Читать книгу Tomate, Tulpe, Rosmarin. Schreibwerkstatt für gut erzählte Information - Susanne Weiss - Страница 8
ОглавлениеEinführung
Nachdem ich unter einer vortrefflich aufgeblühten Sonnenblume nahezu ausgedorrt war, pflanzte ich mich auf einen Kürbis, der unterwegs war nach dem Felde Perret. Dort grabe ich eine Schwarzwurzel aus, deren Stengel in Samen geschossen war und auf deren Birne eine lianen-umschlungene Melone saß. Dieser Spargel beginnt eine Rübe zu umwinden, die ihm die Rabatten zertrampelte und die Zwiebeln zerstampfte. Aber Pusteblume, um keine Knallschoten zu ernten, schlug er sich in die Büsche und verpflanzte sich dann in Brachland. Später sah ich ihn vor den Gärten der Vorörtler wieder. Er fasste eine Linse in Höhe seiner Mandelblüte ins Gerstenkorn.
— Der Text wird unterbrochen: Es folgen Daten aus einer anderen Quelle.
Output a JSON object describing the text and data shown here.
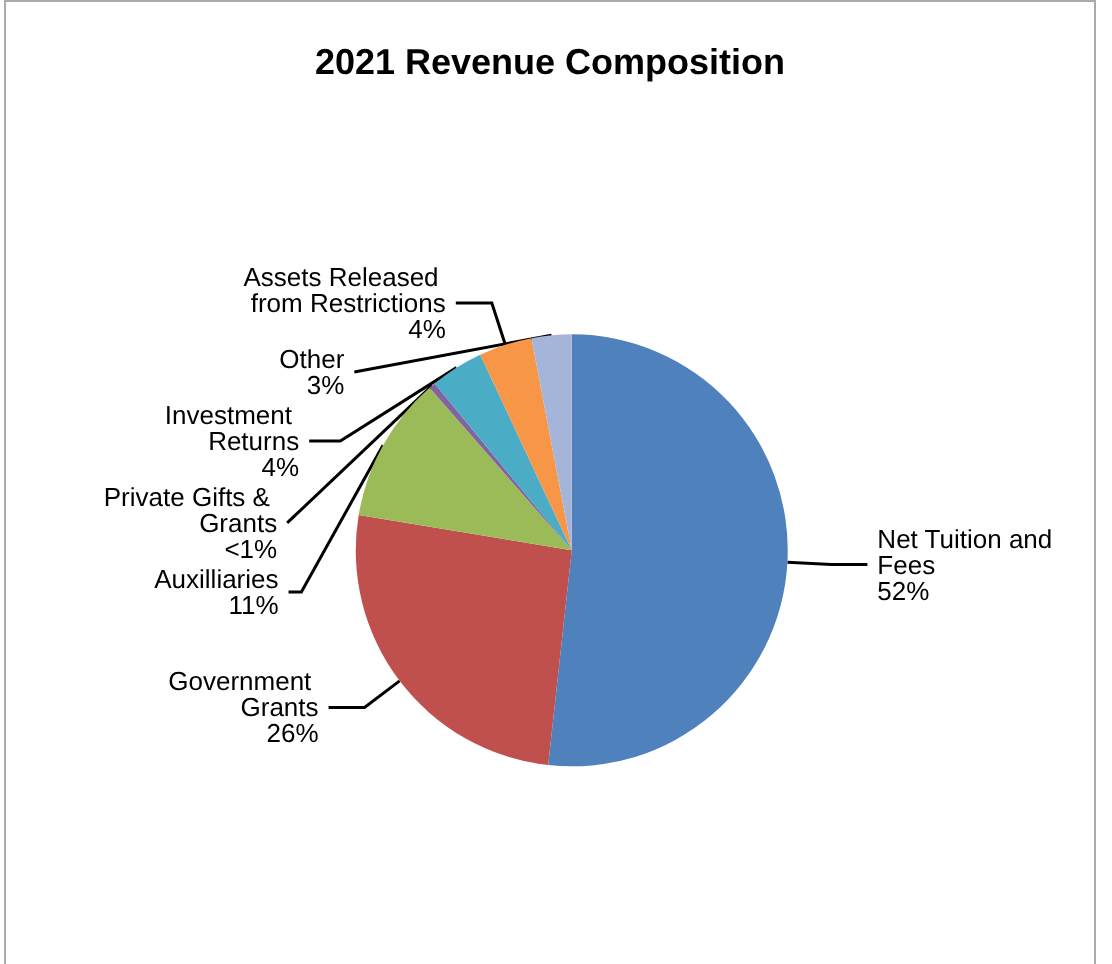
{
  "chart_data": {
    "type": "pie",
    "title": "2021 Revenue Composition",
    "categories": [
      "Net Tuition and Fees",
      "Government Grants",
      "Auxilliaries",
      "Private Gifts & Grants",
      "Investment Returns",
      "Assets Released from Restrictions",
      "Other"
    ],
    "values": [
      52,
      26,
      11,
      0.5,
      4,
      4,
      3
    ],
    "value_labels": [
      "52%",
      "26%",
      "11%",
      "<1%",
      "4%",
      "4%",
      "3%"
    ],
    "colors": [
      "#4f81bd",
      "#c0504d",
      "#9bbb59",
      "#8064a2",
      "#4bacc6",
      "#f79646",
      "#a5b5d9"
    ],
    "legend": false
  }
}
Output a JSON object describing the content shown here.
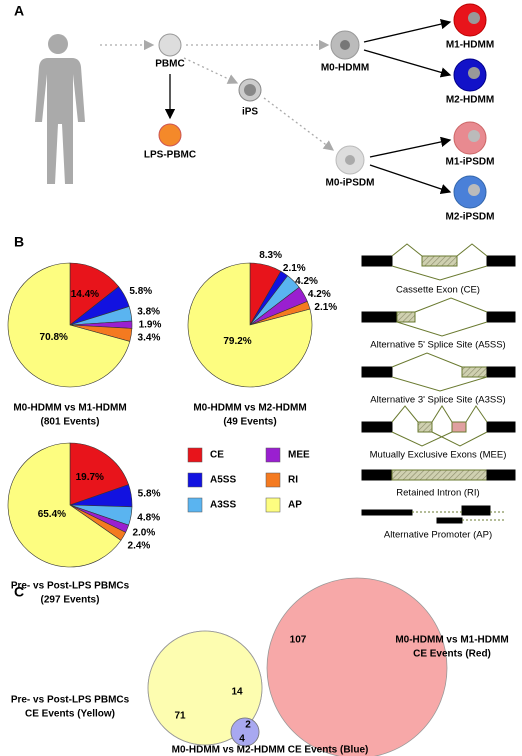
{
  "panel_a": {
    "label": "A",
    "nodes": [
      "PBMC",
      "LPS-PBMC",
      "iPS",
      "M0-HDMM",
      "M0-iPSDM",
      "M1-HDMM",
      "M2-HDMM",
      "M1-iPSDM",
      "M2-iPSDM"
    ]
  },
  "panel_b": {
    "label": "B"
  },
  "chart_data": [
    {
      "type": "pie",
      "title": "M0-HDMM vs M1-HDMM",
      "subtitle": "(801 Events)",
      "values": [
        14.4,
        5.8,
        3.8,
        1.9,
        3.4,
        70.8
      ],
      "value_labels": [
        "14.4%",
        "5.8%",
        "3.8%",
        "1.9%",
        "3.4%",
        "70.8%"
      ],
      "colors": [
        "#e8141b",
        "#1212e0",
        "#5ab4f0",
        "#9a1fd0",
        "#f47a20",
        "#fdfd80"
      ]
    },
    {
      "type": "pie",
      "title": "M0-HDMM vs M2-HDMM",
      "subtitle": "(49 Events)",
      "values": [
        8.3,
        2.1,
        4.2,
        4.2,
        2.1,
        79.2
      ],
      "value_labels": [
        "8.3%",
        "2.1%",
        "4.2%",
        "4.2%",
        "2.1%",
        "79.2%"
      ],
      "colors": [
        "#e8141b",
        "#1212e0",
        "#5ab4f0",
        "#9a1fd0",
        "#f47a20",
        "#fdfd80"
      ]
    },
    {
      "type": "pie",
      "title": "Pre- vs Post-LPS PBMCs",
      "subtitle": "(297 Events)",
      "values": [
        19.7,
        5.8,
        4.8,
        2.0,
        2.4,
        65.4
      ],
      "value_labels": [
        "19.7%",
        "5.8%",
        "4.8%",
        "2.0%",
        "2.4%",
        "65.4%"
      ],
      "colors": [
        "#e8141b",
        "#1212e0",
        "#5ab4f0",
        "#9a1fd0",
        "#f47a20",
        "#fdfd80"
      ]
    }
  ],
  "legend": {
    "names": [
      "CE",
      "A5SS",
      "A3SS",
      "MEE",
      "RI",
      "AP"
    ],
    "colors": [
      "#e8141b",
      "#1212e0",
      "#5ab4f0",
      "#9a1fd0",
      "#f47a20",
      "#fdfd80"
    ]
  },
  "splice_types": [
    "Cassette Exon (CE)",
    "Alternative 5' Splice Site (A5SS)",
    "Alternative 3' Splice Site (A3SS)",
    "Mutually Exclusive Exons (MEE)",
    "Retained Intron (RI)",
    "Alternative Promoter (AP)"
  ],
  "panel_c": {
    "label": "C",
    "red_label": [
      "M0-HDMM vs M1-HDMM",
      "CE Events (Red)"
    ],
    "yellow_label": [
      "Pre- vs Post-LPS PBMCs",
      "CE Events (Yellow)"
    ],
    "blue_label": "M0-HDMM vs M2-HDMM CE Events (Blue)",
    "counts": [
      107,
      14,
      71,
      2,
      4
    ]
  }
}
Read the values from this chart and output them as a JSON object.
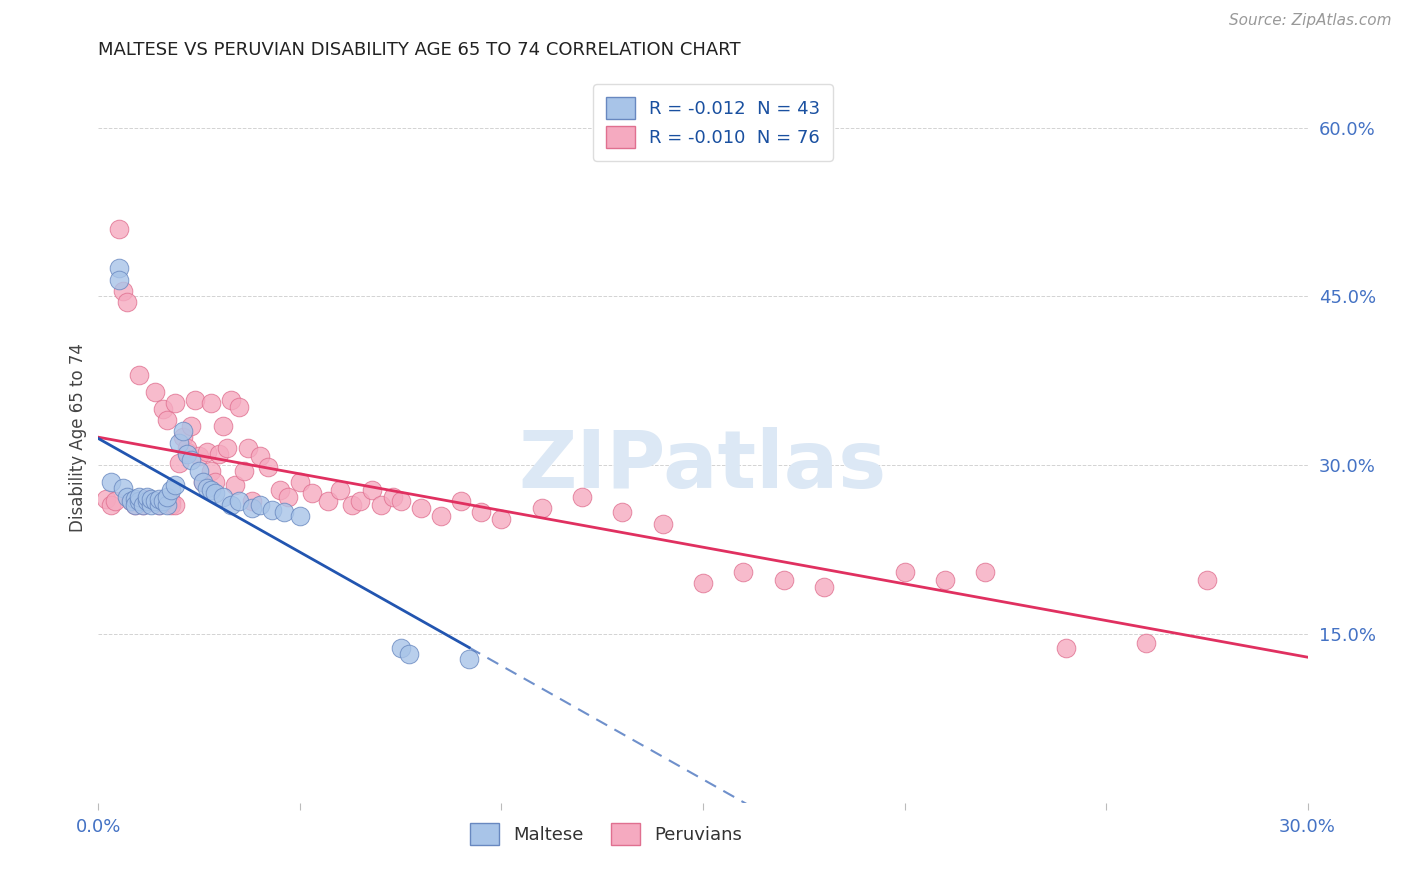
{
  "title": "MALTESE VS PERUVIAN DISABILITY AGE 65 TO 74 CORRELATION CHART",
  "source": "Source: ZipAtlas.com",
  "ylabel": "Disability Age 65 to 74",
  "xlim": [
    0.0,
    0.3
  ],
  "ylim": [
    0.0,
    0.65
  ],
  "xtick_positions": [
    0.0,
    0.05,
    0.1,
    0.15,
    0.2,
    0.25,
    0.3
  ],
  "xticklabels": [
    "0.0%",
    "",
    "",
    "",
    "",
    "",
    "30.0%"
  ],
  "ytick_positions": [
    0.0,
    0.15,
    0.3,
    0.45,
    0.6
  ],
  "yticklabels": [
    "",
    "15.0%",
    "30.0%",
    "45.0%",
    "60.0%"
  ],
  "R_maltese": -0.012,
  "N_maltese": 43,
  "R_peruvian": -0.01,
  "N_peruvian": 76,
  "maltese_color": "#a8c4e8",
  "peruvian_color": "#f5aac0",
  "maltese_edge": "#6888c0",
  "peruvian_edge": "#e07090",
  "trend_maltese_color": "#2255b0",
  "trend_peruvian_color": "#e03060",
  "tick_color": "#4472c4",
  "grid_color": "#c8c8c8",
  "watermark_color": "#dce8f5",
  "maltese_x": [
    0.003,
    0.005,
    0.005,
    0.006,
    0.007,
    0.008,
    0.009,
    0.009,
    0.01,
    0.01,
    0.011,
    0.012,
    0.012,
    0.013,
    0.013,
    0.014,
    0.015,
    0.015,
    0.016,
    0.017,
    0.017,
    0.018,
    0.019,
    0.02,
    0.021,
    0.022,
    0.023,
    0.025,
    0.026,
    0.027,
    0.028,
    0.029,
    0.031,
    0.033,
    0.035,
    0.038,
    0.04,
    0.043,
    0.046,
    0.05,
    0.075,
    0.077,
    0.092
  ],
  "maltese_y": [
    0.285,
    0.475,
    0.465,
    0.28,
    0.272,
    0.268,
    0.27,
    0.265,
    0.268,
    0.272,
    0.265,
    0.268,
    0.272,
    0.265,
    0.27,
    0.268,
    0.265,
    0.27,
    0.268,
    0.265,
    0.272,
    0.278,
    0.282,
    0.32,
    0.33,
    0.31,
    0.305,
    0.295,
    0.285,
    0.28,
    0.278,
    0.275,
    0.272,
    0.265,
    0.268,
    0.262,
    0.265,
    0.26,
    0.258,
    0.255,
    0.138,
    0.132,
    0.128
  ],
  "peruvian_x": [
    0.002,
    0.003,
    0.004,
    0.005,
    0.006,
    0.007,
    0.008,
    0.009,
    0.01,
    0.01,
    0.011,
    0.012,
    0.013,
    0.014,
    0.015,
    0.015,
    0.016,
    0.017,
    0.018,
    0.018,
    0.019,
    0.019,
    0.02,
    0.021,
    0.022,
    0.022,
    0.023,
    0.024,
    0.025,
    0.026,
    0.027,
    0.028,
    0.028,
    0.029,
    0.03,
    0.031,
    0.032,
    0.033,
    0.034,
    0.035,
    0.036,
    0.037,
    0.038,
    0.04,
    0.042,
    0.045,
    0.047,
    0.05,
    0.053,
    0.057,
    0.06,
    0.063,
    0.065,
    0.068,
    0.07,
    0.073,
    0.075,
    0.08,
    0.085,
    0.09,
    0.095,
    0.1,
    0.11,
    0.12,
    0.13,
    0.14,
    0.15,
    0.16,
    0.17,
    0.18,
    0.2,
    0.21,
    0.22,
    0.24,
    0.26,
    0.275
  ],
  "peruvian_y": [
    0.27,
    0.265,
    0.268,
    0.51,
    0.455,
    0.445,
    0.268,
    0.265,
    0.268,
    0.38,
    0.265,
    0.27,
    0.268,
    0.365,
    0.268,
    0.265,
    0.35,
    0.34,
    0.268,
    0.265,
    0.355,
    0.265,
    0.302,
    0.325,
    0.312,
    0.315,
    0.335,
    0.358,
    0.308,
    0.285,
    0.312,
    0.295,
    0.355,
    0.285,
    0.31,
    0.335,
    0.315,
    0.358,
    0.282,
    0.352,
    0.295,
    0.315,
    0.268,
    0.308,
    0.298,
    0.278,
    0.272,
    0.285,
    0.275,
    0.268,
    0.278,
    0.265,
    0.268,
    0.278,
    0.265,
    0.272,
    0.268,
    0.262,
    0.255,
    0.268,
    0.258,
    0.252,
    0.262,
    0.272,
    0.258,
    0.248,
    0.195,
    0.205,
    0.198,
    0.192,
    0.205,
    0.198,
    0.205,
    0.138,
    0.142,
    0.198
  ]
}
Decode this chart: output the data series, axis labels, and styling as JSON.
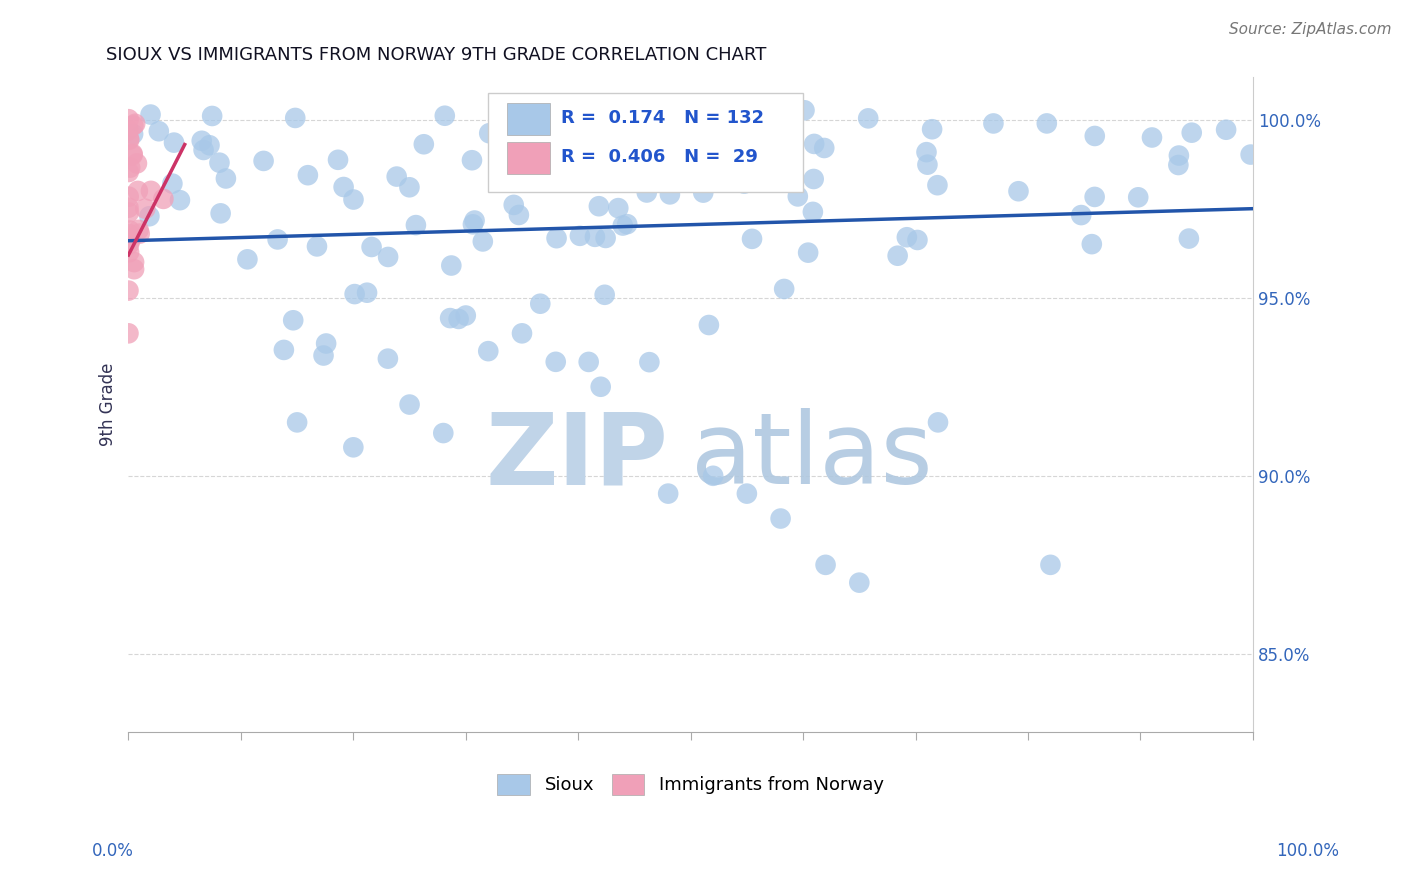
{
  "title": "SIOUX VS IMMIGRANTS FROM NORWAY 9TH GRADE CORRELATION CHART",
  "source_text": "Source: ZipAtlas.com",
  "ylabel": "9th Grade",
  "legend_sioux_R": "0.174",
  "legend_sioux_N": "132",
  "legend_norway_R": "0.406",
  "legend_norway_N": " 29",
  "blue_color": "#a8c8e8",
  "pink_color": "#f0a0b8",
  "blue_line_color": "#2255aa",
  "pink_line_color": "#cc3366",
  "legend_R_color": "#2255cc",
  "watermark_zip_color": "#c0d4e8",
  "watermark_atlas_color": "#b0c8e0",
  "background_color": "#ffffff",
  "xlim": [
    0.0,
    1.0
  ],
  "ylim": [
    0.828,
    1.012
  ],
  "yticks": [
    0.85,
    0.9,
    0.95,
    1.0
  ],
  "ytick_labels": [
    "85.0%",
    "90.0%",
    "95.0%",
    "100.0%"
  ],
  "title_fontsize": 13,
  "source_fontsize": 11,
  "tick_fontsize": 12,
  "ylabel_fontsize": 12
}
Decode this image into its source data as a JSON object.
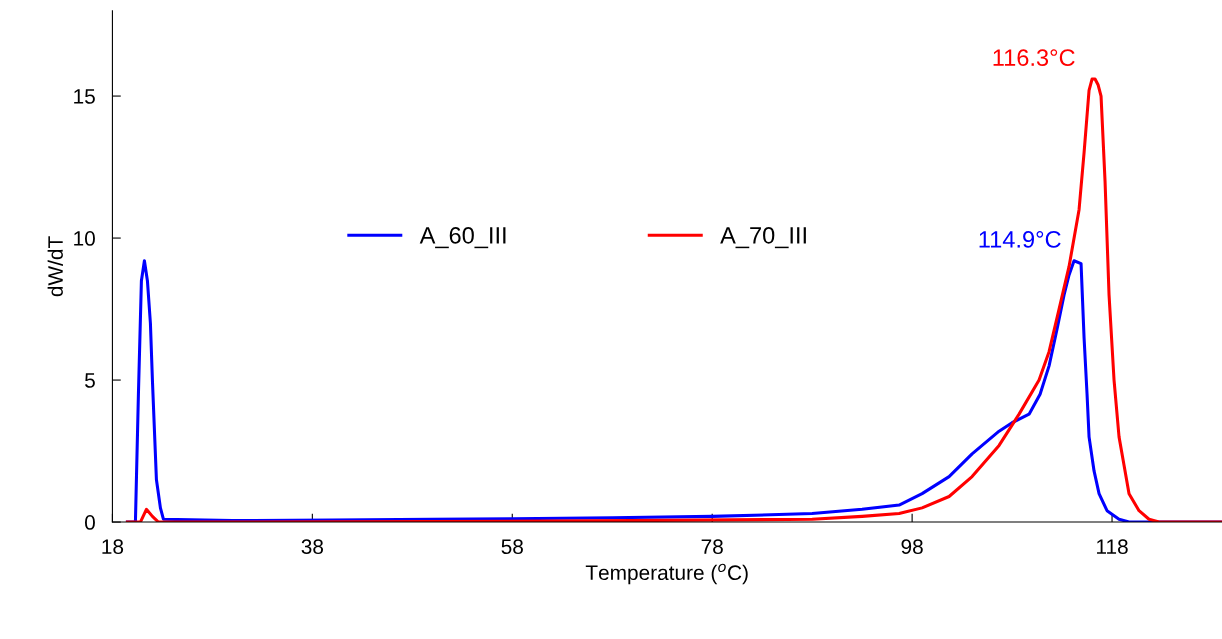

Dieser herrliche Text zur Einstimmung stammt aus Raymond Queneaus Klassiker „Stilübungen“. Darin schenkt er uns 99 kurze Texte zu ein und demselben Thema. Eigentlich handelt es sich um die Erzählung einer Begegnung während einer Busfahrt. Unter den verschiedenen Überschriften nimmt sie aber überraschende Gestalt an. Dies hier ist die Stilübung „Botanisch“.
Die „Exercices de style“, so der Originaltitel, erschienen zuerst 1947 in Paris.
Weitere Beispiele im Werkstattbuch
Willkommen in der Werkstatt!
Über Pflanzen zu schreiben, macht besonders viel Spaß. Tatsächlich ist dem Handwerk das Thema egal. Deshalb können Sie alles hier Gelernte auf andere Schreibprojekte und -aufgaben übertragen. Es ist dasselbe Prinzip wie beim Klavierspiel. Ob Sie einen C-Dur-Akkord in einem Gassenhauer oder in einem Stück von Friedrich Liszt spielen, ist dem Akkord egal. Und dem Klavier auch.
Was Sie in diesem Kurs erwartet
In Kapitel EINS stelle ich Ihnen die Basistextsorten vor. Hier zur Einstimmung genretypische Textanfänge.
Die Nachricht:
Am Vormittag des 1. April 1637 verursachten Tulpenhändler Tumulte an der Börse von Rotterdam.
Die Textsorte Nachricht ist schon im ersten Satz deutlich zu erkennen. Die wesentlichen Informationen sind auf den Punkt gebracht. Die Übungsnachricht handelt vom Tulpenwahn, der im 17. Jahrhundert die Niederlande fast in den Ruin trieb.
Die Geschichte:
Die Kandidatin betrat den halbdunklen Raum durch eine Seitentür. Mit skeptischem Blick betrachtete sie die sechsköpfige Jury. Der Vorsitzende öffnete ein Dossier „Sie möchten also eingebürgert werden.“ Die Kandidatin neigte vornehm den edlen Kopf. „Soll das ein ‚Ja’ sein?“, herrschte der Vorsitzende sie an.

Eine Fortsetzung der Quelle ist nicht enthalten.